Data is a critical ingredient for machine learning. Our vehicles have collected over 10 million autonomous miles in 25 cities; this rich and diverse set of real world experiences has helped our engineers and researchers develop Waymo’s self-driving technology and innovative models and algorithms.
Today, we are inviting the research community to join us with the release of the Waymo Open Dataset, a high-quality multimodal sensor dataset for autonomous driving. Available free to researchers at waymo.com/open, it is comprised of high-resolution sensor data collected by Waymo self-driving vehicles. The dataset covers a wide variety of environments, from dense urban centers to suburban landscapes, as well as data collected during day and night, at dawn and dusk, in sunshine and rain.
We believe it is one of the largest, richest, and most diverse self-driving datasets ever released for research.
- Size and coverage: This release contains data from 1,000 driving segments. Each segment captures 20 seconds of continuous driving, corresponding to 200,000 frames at 10 Hz per sensor. Such continuous footage gives researchers the opportunity to develop models to track and predict the behavior of other road users.
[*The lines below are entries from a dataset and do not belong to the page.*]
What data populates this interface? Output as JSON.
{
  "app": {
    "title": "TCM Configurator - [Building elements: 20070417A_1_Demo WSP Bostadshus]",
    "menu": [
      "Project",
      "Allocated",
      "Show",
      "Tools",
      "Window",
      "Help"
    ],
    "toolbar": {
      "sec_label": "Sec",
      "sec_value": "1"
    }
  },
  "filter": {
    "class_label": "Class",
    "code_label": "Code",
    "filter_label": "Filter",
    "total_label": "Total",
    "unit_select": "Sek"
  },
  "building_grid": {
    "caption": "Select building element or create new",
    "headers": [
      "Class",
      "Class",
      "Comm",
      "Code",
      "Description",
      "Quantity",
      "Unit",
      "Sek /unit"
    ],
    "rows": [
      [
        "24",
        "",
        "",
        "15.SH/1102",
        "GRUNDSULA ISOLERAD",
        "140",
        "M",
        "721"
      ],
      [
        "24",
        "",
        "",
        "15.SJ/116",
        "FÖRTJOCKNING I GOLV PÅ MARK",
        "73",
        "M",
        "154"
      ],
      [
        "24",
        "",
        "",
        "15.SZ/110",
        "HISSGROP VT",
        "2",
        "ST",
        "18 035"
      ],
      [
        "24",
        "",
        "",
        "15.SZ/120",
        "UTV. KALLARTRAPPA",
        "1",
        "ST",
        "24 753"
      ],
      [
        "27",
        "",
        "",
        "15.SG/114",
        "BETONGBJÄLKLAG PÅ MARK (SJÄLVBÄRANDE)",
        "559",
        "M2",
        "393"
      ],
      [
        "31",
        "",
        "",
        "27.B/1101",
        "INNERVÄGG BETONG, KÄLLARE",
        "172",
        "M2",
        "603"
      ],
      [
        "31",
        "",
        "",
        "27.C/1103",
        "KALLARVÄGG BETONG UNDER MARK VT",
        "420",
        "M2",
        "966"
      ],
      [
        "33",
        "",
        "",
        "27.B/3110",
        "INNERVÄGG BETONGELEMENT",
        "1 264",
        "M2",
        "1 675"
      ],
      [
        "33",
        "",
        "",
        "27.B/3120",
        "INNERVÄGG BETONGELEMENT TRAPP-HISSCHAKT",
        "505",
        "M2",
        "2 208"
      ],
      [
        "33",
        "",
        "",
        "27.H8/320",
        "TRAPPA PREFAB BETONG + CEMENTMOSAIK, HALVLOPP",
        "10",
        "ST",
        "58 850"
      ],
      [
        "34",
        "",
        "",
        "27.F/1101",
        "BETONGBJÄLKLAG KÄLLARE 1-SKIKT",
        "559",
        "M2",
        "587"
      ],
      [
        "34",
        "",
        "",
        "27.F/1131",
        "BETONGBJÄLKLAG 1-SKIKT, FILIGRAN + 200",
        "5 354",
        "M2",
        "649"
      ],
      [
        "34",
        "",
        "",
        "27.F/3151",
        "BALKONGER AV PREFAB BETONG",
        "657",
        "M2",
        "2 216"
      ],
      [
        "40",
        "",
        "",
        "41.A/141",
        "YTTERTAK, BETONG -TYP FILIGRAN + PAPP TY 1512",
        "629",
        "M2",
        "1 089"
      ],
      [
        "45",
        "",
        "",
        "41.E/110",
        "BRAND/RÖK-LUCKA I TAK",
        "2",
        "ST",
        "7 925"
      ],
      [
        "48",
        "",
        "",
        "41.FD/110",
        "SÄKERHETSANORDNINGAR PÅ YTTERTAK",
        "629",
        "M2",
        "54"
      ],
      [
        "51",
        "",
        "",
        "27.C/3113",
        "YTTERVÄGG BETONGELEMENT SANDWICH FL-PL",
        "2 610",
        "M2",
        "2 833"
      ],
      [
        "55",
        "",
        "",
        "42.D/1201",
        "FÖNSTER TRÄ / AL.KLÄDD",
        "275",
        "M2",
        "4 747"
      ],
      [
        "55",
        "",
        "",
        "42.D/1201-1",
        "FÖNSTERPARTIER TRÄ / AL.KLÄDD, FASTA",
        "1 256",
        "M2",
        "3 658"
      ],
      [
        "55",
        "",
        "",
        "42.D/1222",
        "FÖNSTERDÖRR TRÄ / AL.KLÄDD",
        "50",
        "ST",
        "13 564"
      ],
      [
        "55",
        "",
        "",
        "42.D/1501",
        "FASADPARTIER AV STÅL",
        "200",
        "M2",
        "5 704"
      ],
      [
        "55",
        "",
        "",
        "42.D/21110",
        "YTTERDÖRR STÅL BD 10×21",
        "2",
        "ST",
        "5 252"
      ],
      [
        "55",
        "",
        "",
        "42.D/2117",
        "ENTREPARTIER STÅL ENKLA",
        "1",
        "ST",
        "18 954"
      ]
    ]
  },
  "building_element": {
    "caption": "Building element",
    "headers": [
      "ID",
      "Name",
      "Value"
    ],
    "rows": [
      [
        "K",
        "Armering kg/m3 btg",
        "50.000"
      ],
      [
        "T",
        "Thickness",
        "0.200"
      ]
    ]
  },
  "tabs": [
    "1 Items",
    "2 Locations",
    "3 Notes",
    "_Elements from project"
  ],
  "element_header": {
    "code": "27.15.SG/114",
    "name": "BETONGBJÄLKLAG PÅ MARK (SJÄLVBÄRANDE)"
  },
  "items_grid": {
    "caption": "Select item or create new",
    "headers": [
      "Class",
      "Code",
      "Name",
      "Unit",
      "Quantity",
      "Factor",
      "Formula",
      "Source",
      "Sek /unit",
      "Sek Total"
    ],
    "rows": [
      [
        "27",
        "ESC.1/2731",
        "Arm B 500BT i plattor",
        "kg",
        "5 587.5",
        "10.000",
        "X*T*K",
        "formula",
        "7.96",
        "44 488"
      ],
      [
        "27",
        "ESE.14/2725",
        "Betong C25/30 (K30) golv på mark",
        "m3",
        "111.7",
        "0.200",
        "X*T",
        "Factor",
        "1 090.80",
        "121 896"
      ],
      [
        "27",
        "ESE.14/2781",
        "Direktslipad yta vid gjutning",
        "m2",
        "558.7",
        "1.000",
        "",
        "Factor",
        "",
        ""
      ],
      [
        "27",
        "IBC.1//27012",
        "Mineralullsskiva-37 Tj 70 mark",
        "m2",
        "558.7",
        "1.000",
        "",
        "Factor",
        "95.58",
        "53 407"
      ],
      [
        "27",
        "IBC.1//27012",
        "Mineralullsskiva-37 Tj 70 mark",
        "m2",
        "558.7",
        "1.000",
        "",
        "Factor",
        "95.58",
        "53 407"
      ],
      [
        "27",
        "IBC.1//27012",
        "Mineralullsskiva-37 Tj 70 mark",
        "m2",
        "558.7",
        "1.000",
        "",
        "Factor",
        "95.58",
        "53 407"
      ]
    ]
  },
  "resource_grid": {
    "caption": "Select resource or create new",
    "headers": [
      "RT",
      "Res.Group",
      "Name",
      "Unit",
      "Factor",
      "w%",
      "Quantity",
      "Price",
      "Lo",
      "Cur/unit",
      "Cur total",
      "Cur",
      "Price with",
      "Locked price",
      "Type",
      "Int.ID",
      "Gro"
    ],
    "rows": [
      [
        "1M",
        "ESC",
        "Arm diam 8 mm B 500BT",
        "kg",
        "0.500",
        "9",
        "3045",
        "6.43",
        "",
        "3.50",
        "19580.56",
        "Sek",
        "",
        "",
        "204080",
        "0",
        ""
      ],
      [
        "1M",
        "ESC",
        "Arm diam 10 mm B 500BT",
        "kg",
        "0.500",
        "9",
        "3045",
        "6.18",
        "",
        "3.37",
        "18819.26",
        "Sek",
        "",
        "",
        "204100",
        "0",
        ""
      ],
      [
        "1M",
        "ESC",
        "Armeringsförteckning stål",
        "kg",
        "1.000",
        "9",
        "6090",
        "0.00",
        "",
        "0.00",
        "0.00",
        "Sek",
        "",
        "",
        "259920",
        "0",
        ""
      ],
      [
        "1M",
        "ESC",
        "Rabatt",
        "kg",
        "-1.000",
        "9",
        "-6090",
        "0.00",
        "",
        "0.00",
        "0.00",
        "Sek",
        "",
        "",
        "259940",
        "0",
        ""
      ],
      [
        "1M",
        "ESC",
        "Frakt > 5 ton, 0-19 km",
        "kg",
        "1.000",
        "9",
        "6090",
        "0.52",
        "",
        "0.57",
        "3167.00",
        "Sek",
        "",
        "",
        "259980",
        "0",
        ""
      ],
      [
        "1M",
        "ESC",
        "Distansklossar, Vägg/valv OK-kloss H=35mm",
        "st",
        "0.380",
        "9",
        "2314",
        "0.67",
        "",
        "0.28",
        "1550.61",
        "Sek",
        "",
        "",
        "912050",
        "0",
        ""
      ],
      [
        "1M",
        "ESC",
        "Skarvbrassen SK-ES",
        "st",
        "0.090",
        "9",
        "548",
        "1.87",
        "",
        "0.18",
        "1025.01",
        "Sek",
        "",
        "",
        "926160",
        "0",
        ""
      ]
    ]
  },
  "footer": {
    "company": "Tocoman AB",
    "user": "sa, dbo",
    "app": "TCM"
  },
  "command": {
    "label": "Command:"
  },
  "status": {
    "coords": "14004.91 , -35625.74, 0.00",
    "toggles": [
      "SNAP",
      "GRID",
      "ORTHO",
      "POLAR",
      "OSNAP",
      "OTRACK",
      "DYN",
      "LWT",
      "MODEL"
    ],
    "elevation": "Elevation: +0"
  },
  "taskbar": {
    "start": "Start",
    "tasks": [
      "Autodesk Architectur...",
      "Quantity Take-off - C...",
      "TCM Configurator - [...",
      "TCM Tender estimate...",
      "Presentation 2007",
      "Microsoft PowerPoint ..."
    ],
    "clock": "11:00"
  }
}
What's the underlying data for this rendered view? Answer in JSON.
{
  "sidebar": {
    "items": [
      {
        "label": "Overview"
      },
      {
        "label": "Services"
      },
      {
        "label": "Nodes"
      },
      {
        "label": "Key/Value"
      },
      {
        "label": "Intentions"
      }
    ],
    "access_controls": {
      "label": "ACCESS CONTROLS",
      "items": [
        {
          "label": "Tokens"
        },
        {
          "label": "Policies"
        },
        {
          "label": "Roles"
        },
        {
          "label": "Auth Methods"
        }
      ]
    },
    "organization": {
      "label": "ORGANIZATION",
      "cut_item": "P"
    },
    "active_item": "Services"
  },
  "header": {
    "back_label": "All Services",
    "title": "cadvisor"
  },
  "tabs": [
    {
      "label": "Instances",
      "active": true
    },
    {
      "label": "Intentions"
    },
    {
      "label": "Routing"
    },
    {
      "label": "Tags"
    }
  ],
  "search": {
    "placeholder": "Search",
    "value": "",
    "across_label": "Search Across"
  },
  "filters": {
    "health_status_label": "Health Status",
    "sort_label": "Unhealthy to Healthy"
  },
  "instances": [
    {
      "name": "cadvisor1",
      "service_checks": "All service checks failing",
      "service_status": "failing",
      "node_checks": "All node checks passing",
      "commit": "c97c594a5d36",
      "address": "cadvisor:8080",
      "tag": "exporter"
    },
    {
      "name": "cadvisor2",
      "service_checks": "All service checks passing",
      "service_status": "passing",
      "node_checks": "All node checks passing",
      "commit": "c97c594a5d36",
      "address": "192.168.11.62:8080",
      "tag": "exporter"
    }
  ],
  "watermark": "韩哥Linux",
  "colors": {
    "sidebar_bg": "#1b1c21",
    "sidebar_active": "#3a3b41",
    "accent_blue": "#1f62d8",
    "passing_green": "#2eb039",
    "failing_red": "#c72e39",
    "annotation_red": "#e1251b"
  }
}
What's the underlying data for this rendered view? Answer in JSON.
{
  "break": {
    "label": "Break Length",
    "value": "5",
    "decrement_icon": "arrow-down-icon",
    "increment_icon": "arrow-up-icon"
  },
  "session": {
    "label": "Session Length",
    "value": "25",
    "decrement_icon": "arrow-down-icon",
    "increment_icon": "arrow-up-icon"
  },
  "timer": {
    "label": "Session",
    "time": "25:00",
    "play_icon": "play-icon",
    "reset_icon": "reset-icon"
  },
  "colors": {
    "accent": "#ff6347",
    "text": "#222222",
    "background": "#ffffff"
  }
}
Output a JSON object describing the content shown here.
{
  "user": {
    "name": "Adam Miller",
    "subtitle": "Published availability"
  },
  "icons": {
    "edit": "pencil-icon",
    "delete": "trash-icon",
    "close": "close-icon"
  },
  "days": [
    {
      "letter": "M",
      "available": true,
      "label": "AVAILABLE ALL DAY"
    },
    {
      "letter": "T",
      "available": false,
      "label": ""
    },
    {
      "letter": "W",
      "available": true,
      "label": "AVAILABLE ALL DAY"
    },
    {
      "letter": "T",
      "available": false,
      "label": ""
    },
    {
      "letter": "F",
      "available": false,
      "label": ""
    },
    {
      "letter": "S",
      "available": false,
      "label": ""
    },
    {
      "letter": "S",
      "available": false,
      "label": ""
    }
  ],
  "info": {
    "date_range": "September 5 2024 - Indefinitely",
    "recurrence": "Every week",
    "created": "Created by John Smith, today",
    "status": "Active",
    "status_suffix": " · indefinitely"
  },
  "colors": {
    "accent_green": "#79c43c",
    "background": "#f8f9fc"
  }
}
- Diverse driving environments: This dataset covers dense urban and suburban environments across Phoenix, AZ, Kirkland, WA, Mountain View, CA and San Francisco, CA capturing a wide spectrum of driving conditions (day and night, dawn and dusk, sun and rain).
- High-resolution, 360° view: Each segment contains sensor data from five high-resolution Waymo lidars and five front-and-side-facing cameras.
- Dense labeling: The dataset includes lidar frames and images with vehicles, pedestrians, cyclists, and signage carefully labeled, capturing a total of 12 million 3D labels and 1.2 million 2D labels.
- Camera-lidar synchronization: At Waymo, we have been working on 3D perception models that fuse data from multiple cameras and lidar. Waymo designs our entire self-driving system — including hardware and software — to work seamlessly together, which includes choice of sensor placement and high quality temporal synchronization.
When it comes to research in machine learning, having access to data can turn an idea into a real innovation. This data has the potential to help researchers make advances in 2D and 3D perception, and progress on areas such as domain adaptation, scene understanding and behavior prediction. We hope that the research community will generate more exciting directions with our data that will not only help to make self-driving vehicles more capable, but also impact other related fields and applications, such as computer vision and robotics.
This release is just the first step and we welcome community feedback on how to make our dataset even more impactful in future updates.